Sigue lloviendo. Dos niños hablan de los colores de las vacas.
—Las limusinas son rojas. Casi. Las tudancas grises. Casi negras.
—Y los cuernos pequeños. De las limusinas. Las tudancas tienen cuernos grandes. Blancos y negros.
El desigual ritmo de la lluvia cayendo sobre las plantas. La luz de día.
En el principio debió ser así. Pensé de repente. Lo pensé sin pensar. Alguien hablando del color de las cosas. De los bisontes. Mirando la lluvia. Alguien hablando del tamaño de sus cuernos y sus huellas. Y luego callando.
Con cada movimiento cambia el brillo del agua sobre la lombriz. Lluvia de la mañana.
“El hombre natural, el hombre primitivo, que mira a la naturaleza, y ve la caída de las hojas, y se llena de asombro.”
En la web escucho hablar de haiku a un amigo. Una hermosa visita. Como un gorrión en la ventana.

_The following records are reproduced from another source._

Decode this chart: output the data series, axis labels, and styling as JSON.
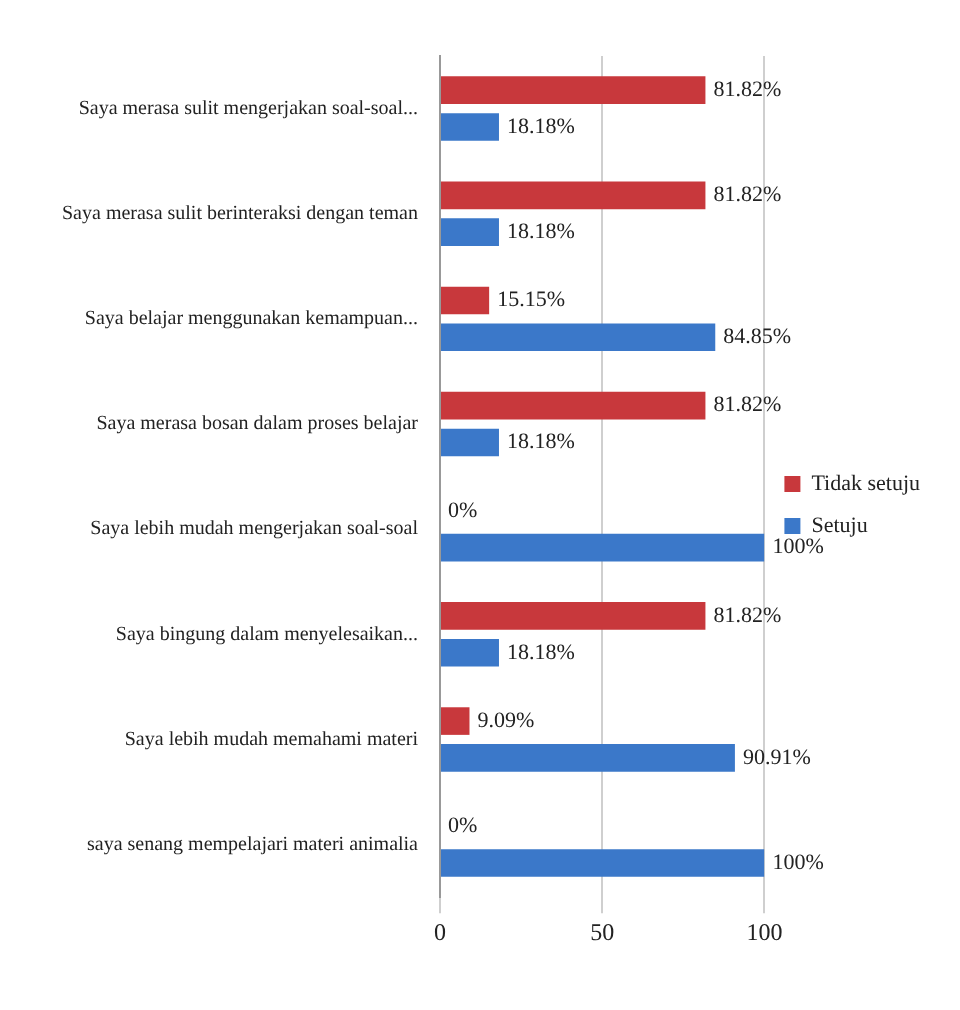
{
  "chart_data": {
    "type": "bar",
    "orientation": "horizontal",
    "categories": [
      "Saya merasa sulit mengerjakan soal-soal...",
      "Saya merasa sulit berinteraksi dengan teman",
      "Saya belajar menggunakan kemampuan...",
      "Saya merasa bosan dalam proses belajar",
      "Saya lebih mudah mengerjakan soal-soal",
      "Saya bingung dalam menyelesaikan...",
      "Saya lebih mudah memahami materi",
      "saya senang mempelajari materi animalia"
    ],
    "series": [
      {
        "name": "Tidak setuju",
        "color": "#c8383c",
        "values": [
          81.82,
          81.82,
          15.15,
          81.82,
          0,
          81.82,
          9.09,
          0
        ],
        "value_labels": [
          "81.82%",
          "81.82%",
          "15.15%",
          "81.82%",
          "0%",
          "81.82%",
          "9.09%",
          "0%"
        ]
      },
      {
        "name": "Setuju",
        "color": "#3b78c9",
        "values": [
          18.18,
          18.18,
          84.85,
          18.18,
          100,
          18.18,
          90.91,
          100
        ],
        "value_labels": [
          "18.18%",
          "18.18%",
          "84.85%",
          "18.18%",
          "100%",
          "18.18%",
          "90.91%",
          "100%"
        ]
      }
    ],
    "xlim": [
      0,
      100
    ],
    "xticks": [
      0,
      50,
      100
    ],
    "grid": "x",
    "legend": "right"
  }
}
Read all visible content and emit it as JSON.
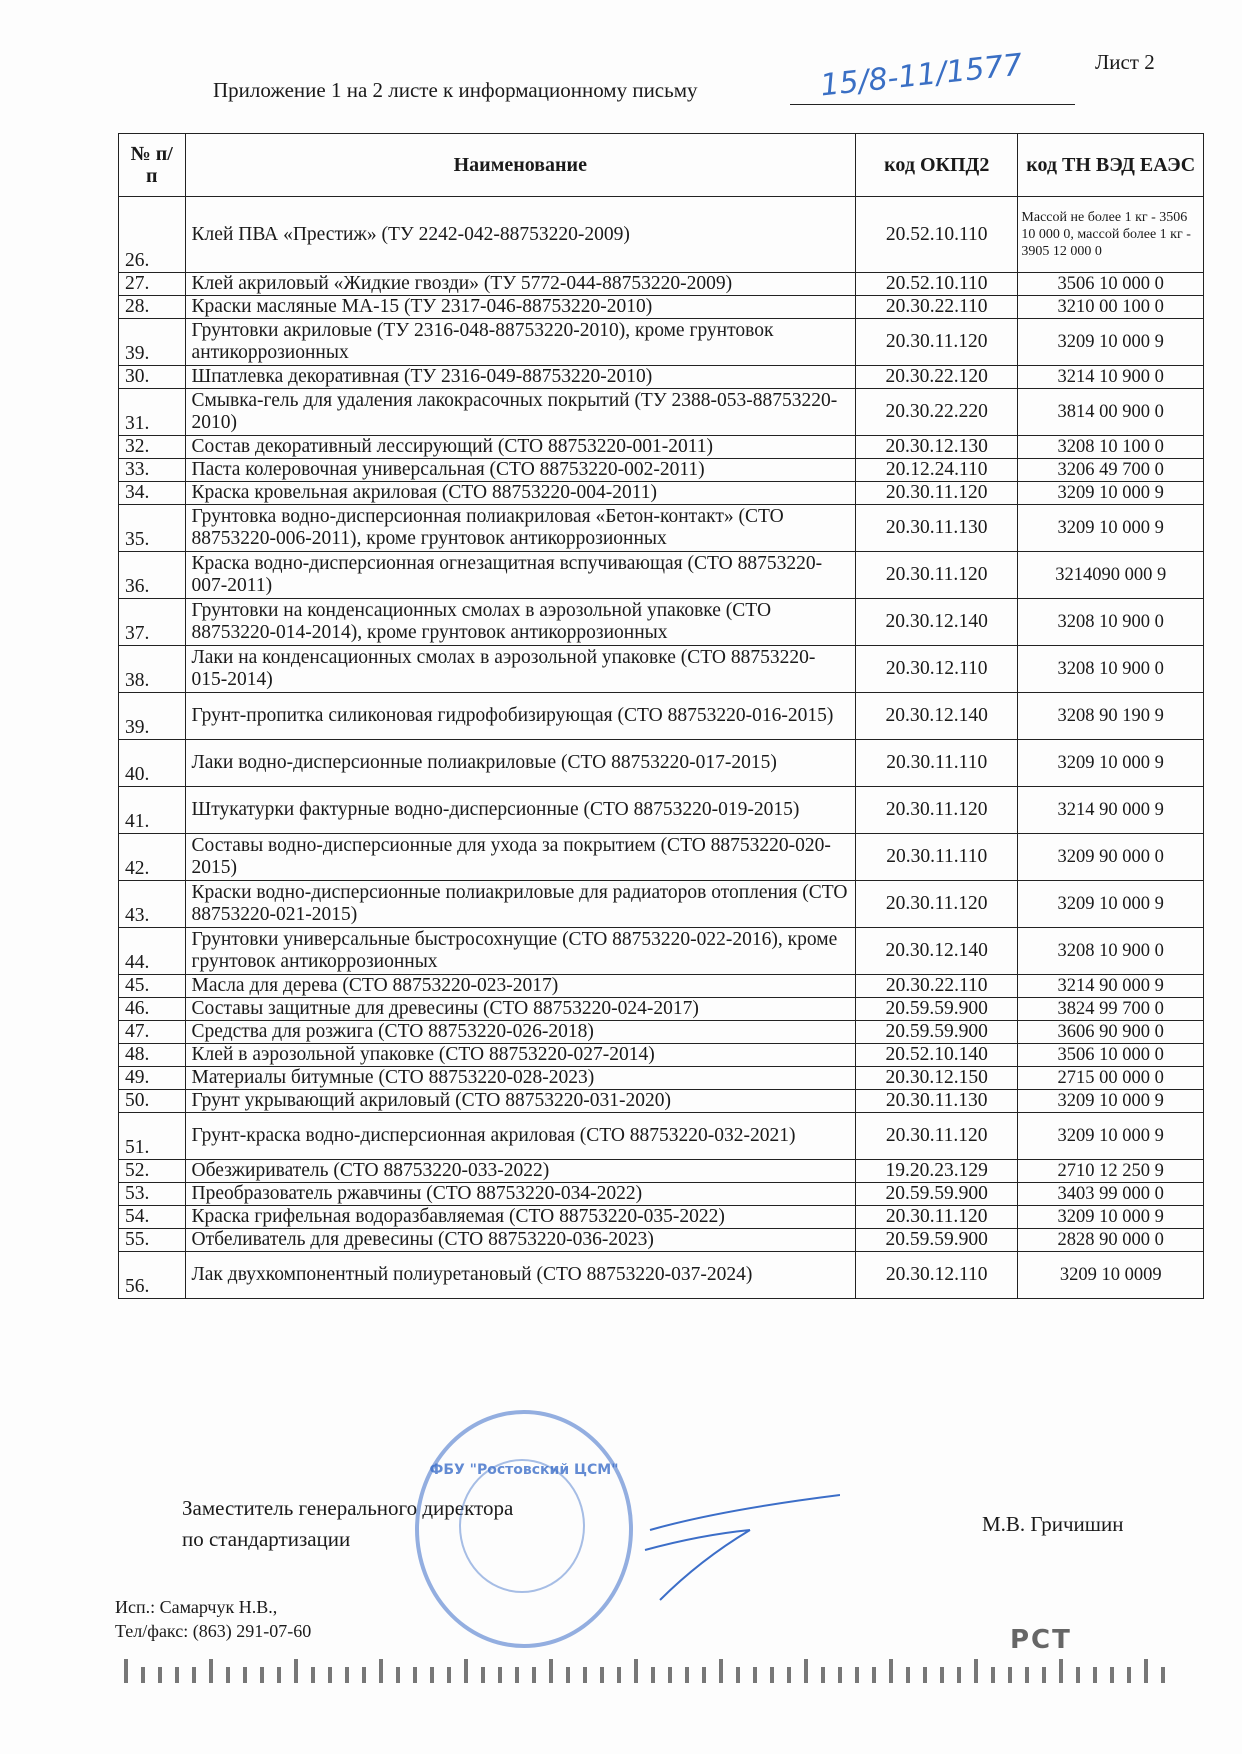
{
  "header": {
    "sheet": "Лист 2",
    "appendix": "Приложение 1 на 2 листе к информационному письму",
    "handwritten_number": "15/8-11/1577"
  },
  "table": {
    "headers": {
      "num": "№ п/п",
      "name": "Наименование",
      "okpd": "код ОКПД2",
      "tnved": "код ТН ВЭД ЕАЭС"
    },
    "rows": [
      {
        "n": "26.",
        "name": "Клей ПВА «Престиж» (ТУ 2242-042-88753220-2009)",
        "okpd": "20.52.10.110",
        "tn": "Массой не более 1 кг - 3506 10 000 0, массой более 1 кг - 3905 12 000 0"
      },
      {
        "n": "27.",
        "name": "Клей акриловый «Жидкие гвозди» (ТУ 5772-044-88753220-2009)",
        "okpd": "20.52.10.110",
        "tn": "3506 10 000 0"
      },
      {
        "n": "28.",
        "name": "Краски масляные МА-15 (ТУ 2317-046-88753220-2010)",
        "okpd": "20.30.22.110",
        "tn": "3210 00 100 0"
      },
      {
        "n": "39.",
        "name": "Грунтовки акриловые (ТУ 2316-048-88753220-2010), кроме грунтовок антикоррозионных",
        "okpd": "20.30.11.120",
        "tn": "3209 10 000 9"
      },
      {
        "n": "30.",
        "name": "Шпатлевка декоративная  (ТУ 2316-049-88753220-2010)",
        "okpd": "20.30.22.120",
        "tn": "3214 10 900 0"
      },
      {
        "n": "31.",
        "name": "Смывка-гель для удаления лакокрасочных покрытий (ТУ 2388-053-88753220-2010)",
        "okpd": "20.30.22.220",
        "tn": "3814 00 900 0"
      },
      {
        "n": "32.",
        "name": "Состав декоративный лессирующий (СТО 88753220-001-2011)",
        "okpd": "20.30.12.130",
        "tn": "3208 10 100 0"
      },
      {
        "n": "33.",
        "name": "Паста колеровочная универсальная (СТО 88753220-002-2011)",
        "okpd": "20.12.24.110",
        "tn": "3206 49 700 0"
      },
      {
        "n": "34.",
        "name": "Краска кровельная акриловая (СТО 88753220-004-2011)",
        "okpd": "20.30.11.120",
        "tn": "3209 10 000 9"
      },
      {
        "n": "35.",
        "name": "Грунтовка водно-дисперсионная полиакриловая «Бетон-контакт» (СТО 88753220-006-2011), кроме грунтовок антикоррозионных",
        "okpd": "20.30.11.130",
        "tn": "3209 10 000 9"
      },
      {
        "n": "36.",
        "name": "Краска водно-дисперсионная огнезащитная вспучивающая (СТО 88753220-007-2011)",
        "okpd": "20.30.11.120",
        "tn": "3214090 000 9"
      },
      {
        "n": "37.",
        "name": "Грунтовки на конденсационных смолах в аэрозольной упаковке (СТО 88753220-014-2014), кроме грунтовок антикоррозионных",
        "okpd": "20.30.12.140",
        "tn": "3208 10 900 0"
      },
      {
        "n": "38.",
        "name": "Лаки на конденсационных смолах в аэрозольной упаковке (СТО 88753220-015-2014)",
        "okpd": "20.30.12.110",
        "tn": "3208 10 900 0"
      },
      {
        "n": "39.",
        "name": "Грунт-пропитка силиконовая гидрофобизирующая (СТО 88753220-016-2015)",
        "okpd": "20.30.12.140",
        "tn": "3208 90 190 9"
      },
      {
        "n": "40.",
        "name": "Лаки водно-дисперсионные полиакриловые (СТО 88753220-017-2015)",
        "okpd": "20.30.11.110",
        "tn": "3209 10 000 9"
      },
      {
        "n": "41.",
        "name": "Штукатурки фактурные водно-дисперсионные (СТО 88753220-019-2015)",
        "okpd": "20.30.11.120",
        "tn": "3214 90 000 9"
      },
      {
        "n": "42.",
        "name": "Составы водно-дисперсионные для ухода за покрытием (СТО 88753220-020-2015)",
        "okpd": "20.30.11.110",
        "tn": "3209 90 000 0"
      },
      {
        "n": "43.",
        "name": "Краски водно-дисперсионные полиакриловые для радиаторов отопления (СТО 88753220-021-2015)",
        "okpd": "20.30.11.120",
        "tn": "3209 10 000 9"
      },
      {
        "n": "44.",
        "name": "Грунтовки универсальные быстросохнущие (СТО 88753220-022-2016), кроме грунтовок антикоррозионных",
        "okpd": "20.30.12.140",
        "tn": "3208 10 900 0"
      },
      {
        "n": "45.",
        "name": "Масла для дерева (СТО 88753220-023-2017)",
        "okpd": "20.30.22.110",
        "tn": "3214 90 000 9"
      },
      {
        "n": "46.",
        "name": "Составы защитные для древесины (СТО 88753220-024-2017)",
        "okpd": "20.59.59.900",
        "tn": "3824 99 700 0"
      },
      {
        "n": "47.",
        "name": "Средства для розжига (СТО 88753220-026-2018)",
        "okpd": "20.59.59.900",
        "tn": "3606 90 900 0"
      },
      {
        "n": "48.",
        "name": "Клей в аэрозольной упаковке (СТО 88753220-027-2014)",
        "okpd": "20.52.10.140",
        "tn": "3506 10 000 0"
      },
      {
        "n": "49.",
        "name": "Материалы битумные (СТО 88753220-028-2023)",
        "okpd": "20.30.12.150",
        "tn": "2715 00 000 0"
      },
      {
        "n": "50.",
        "name": "Грунт укрывающий акриловый (СТО 88753220-031-2020)",
        "okpd": "20.30.11.130",
        "tn": "3209 10 000 9"
      },
      {
        "n": "51.",
        "name": "Грунт-краска водно-дисперсионная акриловая (СТО 88753220-032-2021)",
        "okpd": "20.30.11.120",
        "tn": "3209 10 000 9"
      },
      {
        "n": "52.",
        "name": "Обезжириватель (СТО 88753220-033-2022)",
        "okpd": "19.20.23.129",
        "tn": "2710 12 250 9"
      },
      {
        "n": "53.",
        "name": "Преобразователь ржавчины (СТО 88753220-034-2022)",
        "okpd": "20.59.59.900",
        "tn": "3403 99 000 0"
      },
      {
        "n": "54.",
        "name": "Краска грифельная водоразбавляемая (СТО 88753220-035-2022)",
        "okpd": "20.30.11.120",
        "tn": "3209 10 000 9"
      },
      {
        "n": "55.",
        "name": "Отбеливатель для древесины (СТО 88753220-036-2023)",
        "okpd": "20.59.59.900",
        "tn": "2828 90 000 0"
      },
      {
        "n": "56.",
        "name": "Лак двухкомпонентный полиуретановый (СТО 88753220-037-2024)",
        "okpd": "20.30.12.110",
        "tn": "3209 10 0009"
      }
    ]
  },
  "footer": {
    "position_line1": "Заместитель генерального директора",
    "position_line2": "по стандартизации",
    "signatory": "М.В. Гричишин",
    "executor": "Исп.: Самарчук Н.В.,",
    "phone": "Тел/факс: (863) 291-07-60",
    "stamp_text": "ФБУ \"Ростовский ЦСМ\"",
    "logo": "РСТ"
  },
  "colors": {
    "ink": "#1a1a1a",
    "stamp": "#3c6ec8"
  }
}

Cuando era niño las vacas me daban miedo. Ahora también. Tan grandes. Me daban miedo pero me gustaba mucho verlas. Tranquilas, de colores, moviéndose despacio o echadas sobre la hierba, con sus ojos grandes y apacibles. Con cuernos grandes o pequeños. Moviendo la mandíbula sin abrir la boca. Pensando, pensaba yo.
Rozando la hierba escarchada, los cuernos enroscados de la oveja.
Cuando era niño me gustaba mirar la lluvia. Y ahora también. Y el olor de la tierra mojada de entonces. Y de la de ahora.
Con quién hablaría entonces de los colores de la lluvia. Del tamaño de sus gotas.
Con quién lo hago ahora.
En el principio debió ser así. Y en algún momento debí estar allí. Entonces o ahora. Lo pensé de repente. Sin pensar.
Mirando la lluvia mientras hablábamos del color de las cosas. Y su olor, enroscándose como las volutas del humo de una hoguera al borde del mundo. Hablando del tamaño de las estrellas y de su brillo, y del vacío que queda a su alrededor. Hablando y callando al ritmo desigual de las gotas de agua que caen sobre las plantas. Sobre los días y las noches. Sobre la tierra preñada de semillas. Sobre nosotros y nuestras palabras. Sobre nuestro silencio.